You represent and warrant that You have a valid and current
licence in respect of such software.
13.0 Force Majeure
If, through any event or circumstance outside the control of PSA,
PSA is unable to deliver, provide or carry out any of its obligations including
the provision of any of the Goods or Services referred to in the Quotation then
PSA may terminate this Agreement by notice to You to that effect.
14.0 No representation or reliance
14.1 You acknowledge that neither PSA nor any person acting on behalf of PSA has made any representation or inducement to You to enter into this Agreement other than those expressly set out herein.
14.2 Without limiting clause 14.1, You represent to PSA and confirm that:
(a) Your decision to enter into this Agreement was not based on any representation, statement, warranty, promise or undertaking made or given by PSA or any person on its behalf in relation to the qualities, suitability, uses or benefits of the Goods or Services, except as specified in clause 9, and
acknowledge that You have had the opportunity to inspect the Goods and have
relied on Your own skill and judgement in deciding to purchase and acquire the
Goods and Services.
15.0 Intellectual Property
15.1 PS’s Software Products including any Customised Software (referred to hereafter as the "Software"), and any associated Intellectual Property rights is always the exclusive property of PS.

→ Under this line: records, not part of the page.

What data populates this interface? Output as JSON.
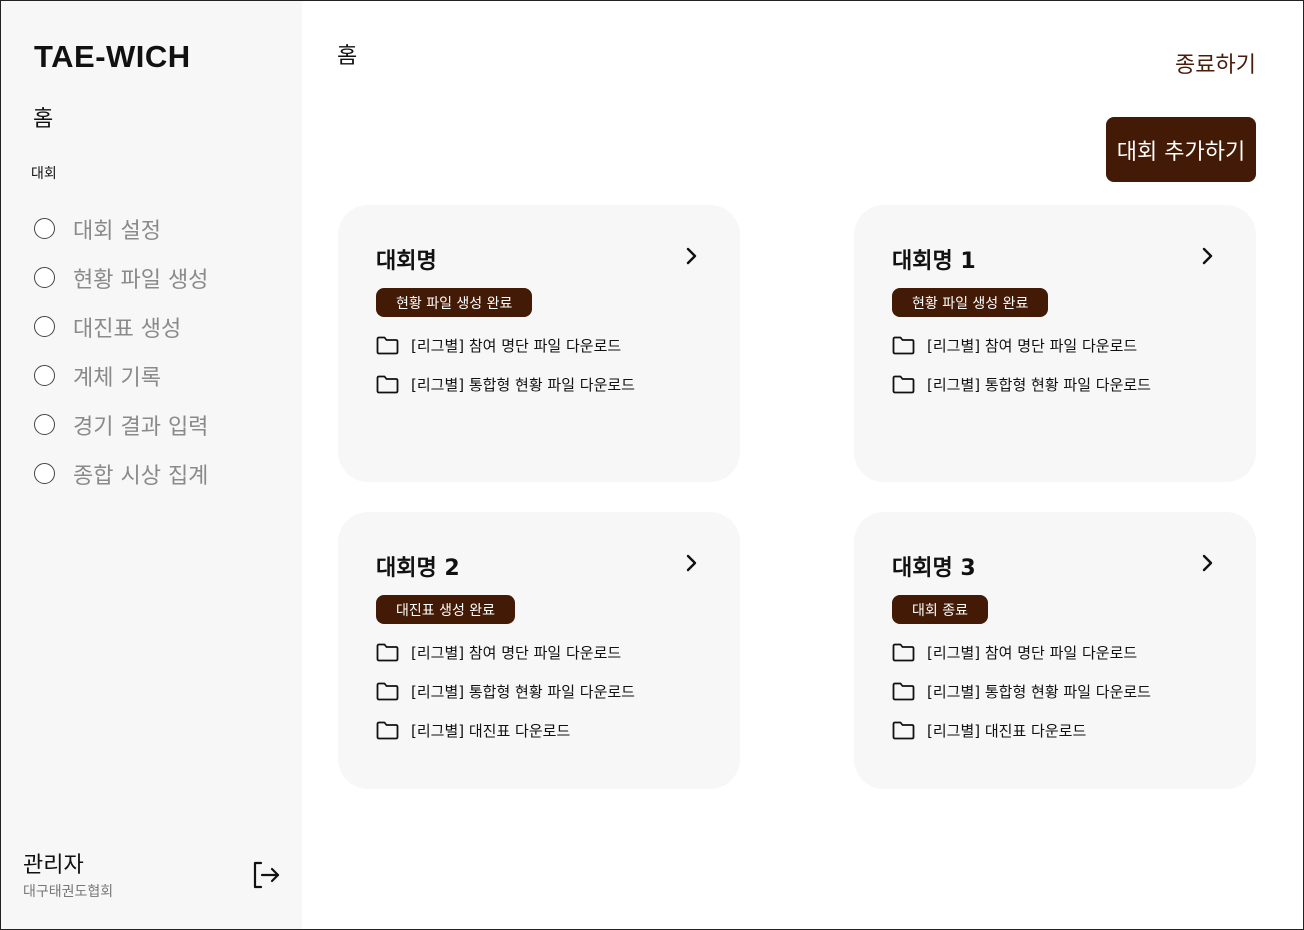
{
  "sidebar": {
    "logo": "TAE-WICH",
    "home": "홈",
    "section": "대회",
    "items": [
      {
        "label": "대회 설정"
      },
      {
        "label": "현황 파일 생성"
      },
      {
        "label": "대진표 생성"
      },
      {
        "label": "계체 기록"
      },
      {
        "label": "경기 결과 입력"
      },
      {
        "label": "종합 시상 집계"
      }
    ],
    "user_name": "관리자",
    "user_org": "대구태권도협회",
    "logout_icon": "logout-icon"
  },
  "header": {
    "title": "홈",
    "exit_label": "종료하기",
    "add_label": "대회 추가하기"
  },
  "cards": [
    {
      "title": "대회명",
      "badge": "현황 파일 생성 완료",
      "files": [
        "[리그별] 참여 명단 파일 다운로드",
        "[리그별] 통합형 현황 파일 다운로드"
      ]
    },
    {
      "title": "대회명 1",
      "badge": "현황 파일 생성 완료",
      "files": [
        "[리그별] 참여 명단 파일 다운로드",
        "[리그별] 통합형 현황 파일 다운로드"
      ]
    },
    {
      "title": "대회명 2",
      "badge": "대진표 생성 완료",
      "files": [
        "[리그별] 참여 명단 파일 다운로드",
        "[리그별] 통합형 현황 파일 다운로드",
        "[리그별] 대진표 다운로드"
      ]
    },
    {
      "title": "대회명 3",
      "badge": "대회 종료",
      "files": [
        "[리그별] 참여 명단 파일 다운로드",
        "[리그별] 통합형 현황 파일 다운로드",
        "[리그별] 대진표 다운로드"
      ]
    }
  ],
  "colors": {
    "accent": "#431a05",
    "exit_text": "#4a1c0c",
    "sidebar_bg": "#f7f7f7",
    "muted": "#8a8a8a"
  }
}
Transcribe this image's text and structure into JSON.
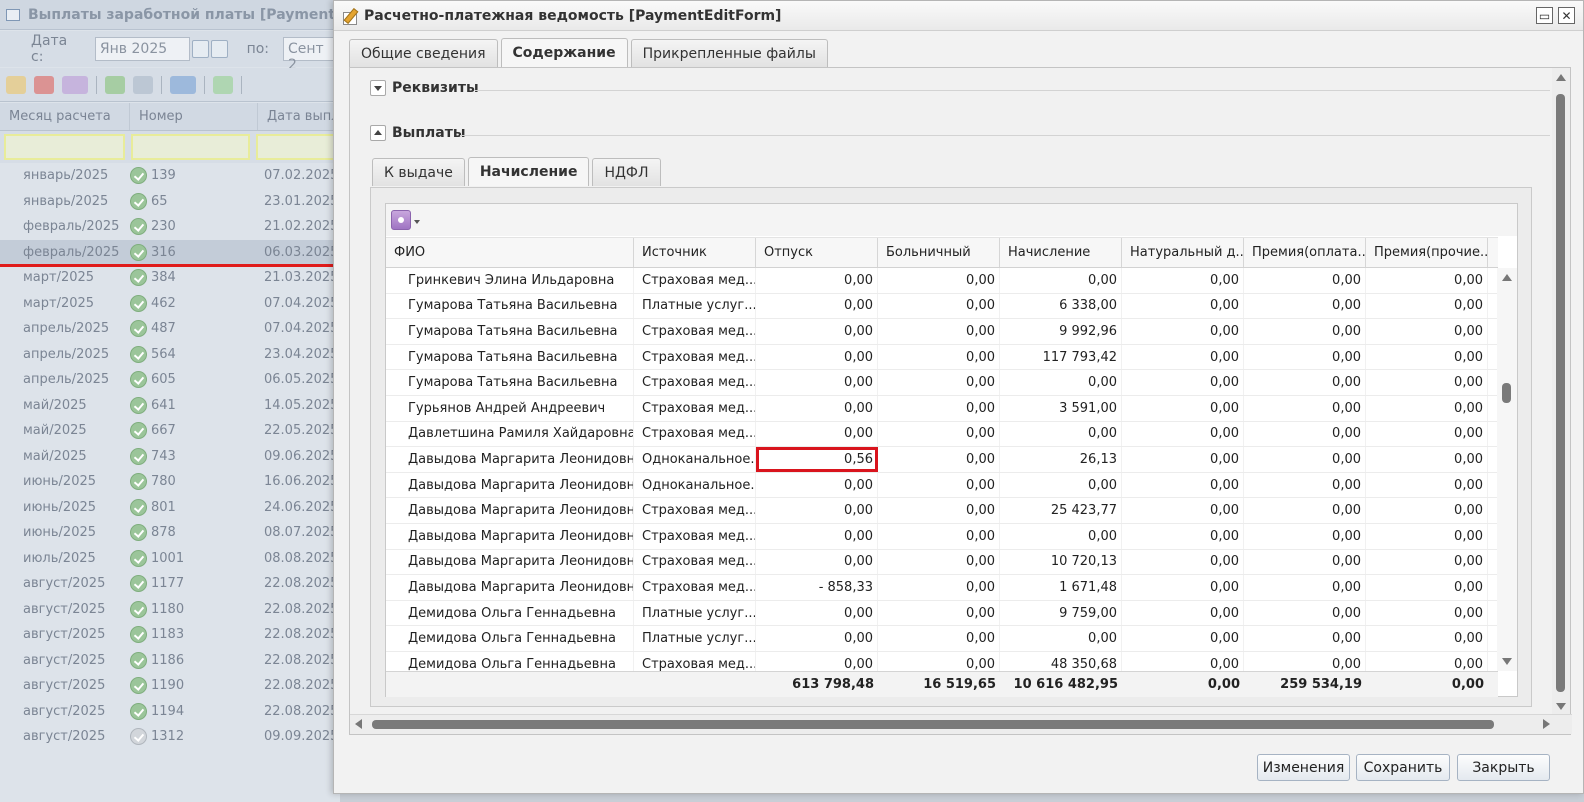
{
  "bg_window": {
    "title": "Выплаты заработной платы [PaymentListF",
    "date_from_label": "Дата с:",
    "date_from_value": "Янв 2025",
    "date_to_label": "по:",
    "date_to_value": "Сент 2",
    "columns": [
      "Месяц расчета",
      "Номер",
      "Дата выпла"
    ],
    "rows": [
      {
        "month": "январь/2025",
        "number": "139",
        "date": "07.02.2025",
        "status": "ok"
      },
      {
        "month": "январь/2025",
        "number": "65",
        "date": "23.01.2025",
        "status": "ok"
      },
      {
        "month": "февраль/2025",
        "number": "230",
        "date": "21.02.2025",
        "status": "ok"
      },
      {
        "month": "февраль/2025",
        "number": "316",
        "date": "06.03.2025",
        "status": "ok",
        "selected": true
      },
      {
        "month": "март/2025",
        "number": "384",
        "date": "21.03.2025",
        "status": "ok"
      },
      {
        "month": "март/2025",
        "number": "462",
        "date": "07.04.2025",
        "status": "ok"
      },
      {
        "month": "апрель/2025",
        "number": "487",
        "date": "07.04.2025",
        "status": "ok"
      },
      {
        "month": "апрель/2025",
        "number": "564",
        "date": "23.04.2025",
        "status": "ok"
      },
      {
        "month": "апрель/2025",
        "number": "605",
        "date": "06.05.2025",
        "status": "ok"
      },
      {
        "month": "май/2025",
        "number": "641",
        "date": "14.05.2025",
        "status": "ok"
      },
      {
        "month": "май/2025",
        "number": "667",
        "date": "22.05.2025",
        "status": "ok"
      },
      {
        "month": "май/2025",
        "number": "743",
        "date": "09.06.2025",
        "status": "ok"
      },
      {
        "month": "июнь/2025",
        "number": "780",
        "date": "16.06.2025",
        "status": "ok"
      },
      {
        "month": "июнь/2025",
        "number": "801",
        "date": "24.06.2025",
        "status": "ok"
      },
      {
        "month": "июнь/2025",
        "number": "878",
        "date": "08.07.2025",
        "status": "ok"
      },
      {
        "month": "июль/2025",
        "number": "1001",
        "date": "08.08.2025",
        "status": "ok"
      },
      {
        "month": "август/2025",
        "number": "1177",
        "date": "22.08.2025",
        "status": "ok"
      },
      {
        "month": "август/2025",
        "number": "1180",
        "date": "22.08.2025",
        "status": "ok"
      },
      {
        "month": "август/2025",
        "number": "1183",
        "date": "22.08.2025",
        "status": "ok"
      },
      {
        "month": "август/2025",
        "number": "1186",
        "date": "22.08.2025",
        "status": "ok"
      },
      {
        "month": "август/2025",
        "number": "1190",
        "date": "22.08.2025",
        "status": "ok"
      },
      {
        "month": "август/2025",
        "number": "1194",
        "date": "22.08.2025",
        "status": "ok"
      },
      {
        "month": "август/2025",
        "number": "1312",
        "date": "09.09.2025",
        "status": "pending"
      }
    ]
  },
  "dialog": {
    "title": "Расчетно-платежная ведомость [PaymentEditForm]",
    "outer_tabs": [
      "Общие сведения",
      "Содержание",
      "Прикрепленные файлы"
    ],
    "outer_active": 1,
    "section_requisites": "Реквизиты",
    "section_payments": "Выплаты",
    "inner_tabs": [
      "К выдаче",
      "Начисление",
      "НДФЛ"
    ],
    "inner_active": 1,
    "columns": [
      "ФИО",
      "Источник",
      "Отпуск",
      "Больничный",
      "Начисление",
      "Натуральный д...",
      "Премия(оплата...",
      "Премия(прочие..."
    ],
    "rows": [
      [
        "Гринкевич Элина Ильдаровна",
        "Страховая мед...",
        "0,00",
        "0,00",
        "0,00",
        "0,00",
        "0,00",
        "0,00"
      ],
      [
        "Гумарова Татьяна Васильевна",
        "Платные услуг...",
        "0,00",
        "0,00",
        "6 338,00",
        "0,00",
        "0,00",
        "0,00"
      ],
      [
        "Гумарова Татьяна Васильевна",
        "Страховая мед...",
        "0,00",
        "0,00",
        "9 992,96",
        "0,00",
        "0,00",
        "0,00"
      ],
      [
        "Гумарова Татьяна Васильевна",
        "Страховая мед...",
        "0,00",
        "0,00",
        "117 793,42",
        "0,00",
        "0,00",
        "0,00"
      ],
      [
        "Гумарова Татьяна Васильевна",
        "Страховая мед...",
        "0,00",
        "0,00",
        "0,00",
        "0,00",
        "0,00",
        "0,00"
      ],
      [
        "Гурьянов Андрей Андреевич",
        "Страховая мед...",
        "0,00",
        "0,00",
        "3 591,00",
        "0,00",
        "0,00",
        "0,00"
      ],
      [
        "Давлетшина Рамиля Хайдаровна",
        "Страховая мед...",
        "0,00",
        "0,00",
        "0,00",
        "0,00",
        "0,00",
        "0,00"
      ],
      [
        "Давыдова Маргарита Леонидовна",
        "Одноканальное...",
        "0,56",
        "0,00",
        "26,13",
        "0,00",
        "0,00",
        "0,00"
      ],
      [
        "Давыдова Маргарита Леонидовна",
        "Одноканальное...",
        "0,00",
        "0,00",
        "0,00",
        "0,00",
        "0,00",
        "0,00"
      ],
      [
        "Давыдова Маргарита Леонидовна",
        "Страховая мед...",
        "0,00",
        "0,00",
        "25 423,77",
        "0,00",
        "0,00",
        "0,00"
      ],
      [
        "Давыдова Маргарита Леонидовна",
        "Страховая мед...",
        "0,00",
        "0,00",
        "0,00",
        "0,00",
        "0,00",
        "0,00"
      ],
      [
        "Давыдова Маргарита Леонидовна",
        "Страховая мед...",
        "0,00",
        "0,00",
        "10 720,13",
        "0,00",
        "0,00",
        "0,00"
      ],
      [
        "Давыдова Маргарита Леонидовна",
        "Страховая мед...",
        "- 858,33",
        "0,00",
        "1 671,48",
        "0,00",
        "0,00",
        "0,00"
      ],
      [
        "Демидова Ольга Геннадьевна",
        "Платные услуг...",
        "0,00",
        "0,00",
        "9 759,00",
        "0,00",
        "0,00",
        "0,00"
      ],
      [
        "Демидова Ольга Геннадьевна",
        "Платные услуг...",
        "0,00",
        "0,00",
        "0,00",
        "0,00",
        "0,00",
        "0,00"
      ],
      [
        "Демидова Ольга Геннадьевна",
        "Страховая мед...",
        "0,00",
        "0,00",
        "48 350,68",
        "0,00",
        "0,00",
        "0,00"
      ]
    ],
    "highlight": {
      "row": 7,
      "col": 2
    },
    "totals": [
      "",
      "",
      "613 798,48",
      "16 519,65",
      "10 616 482,95",
      "0,00",
      "259 534,19",
      "0,00"
    ],
    "buttons": {
      "changes": "Изменения",
      "save": "Сохранить",
      "close": "Закрыть"
    }
  },
  "colors": {
    "highlight": "#d9141d",
    "selection_underline": "#e01b1b"
  }
}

15.2 You are hereby granted a Licence to use the Software through PSA, who is an Authorised Representative of PS.
15.3 The terms of Your Licence is with PS as the owner of the Software and the grantor of the Licence, and with PSA as the seller to You of the Licence.
15.4 Any licence given to You for the use of the Software does not act as an assignment to You of the Software or any other Intellectual Property rights. The Licence is simply a licence to use.
16.0 Whole Agreement
16.1 To the fullest extent permitted by law, the express terms of this Agreement:-
16.1.1 Contain the entire contract between the Parties, as agreed by them; and
All prior written or oral representations, understandings,
agreements or contracts (if any) between the Parties are hereby expressly
released, waived and not relied on by either Party.
17.0 Applicable law
This Agreement is construed according to the law of New South
Wales. The Parties submit to the exclusive jurisdiction of the courts of New
18.0 Legal Advice
18.1 You have had the opportunity of obtaining separate and independent legal advice before signing the Agreement.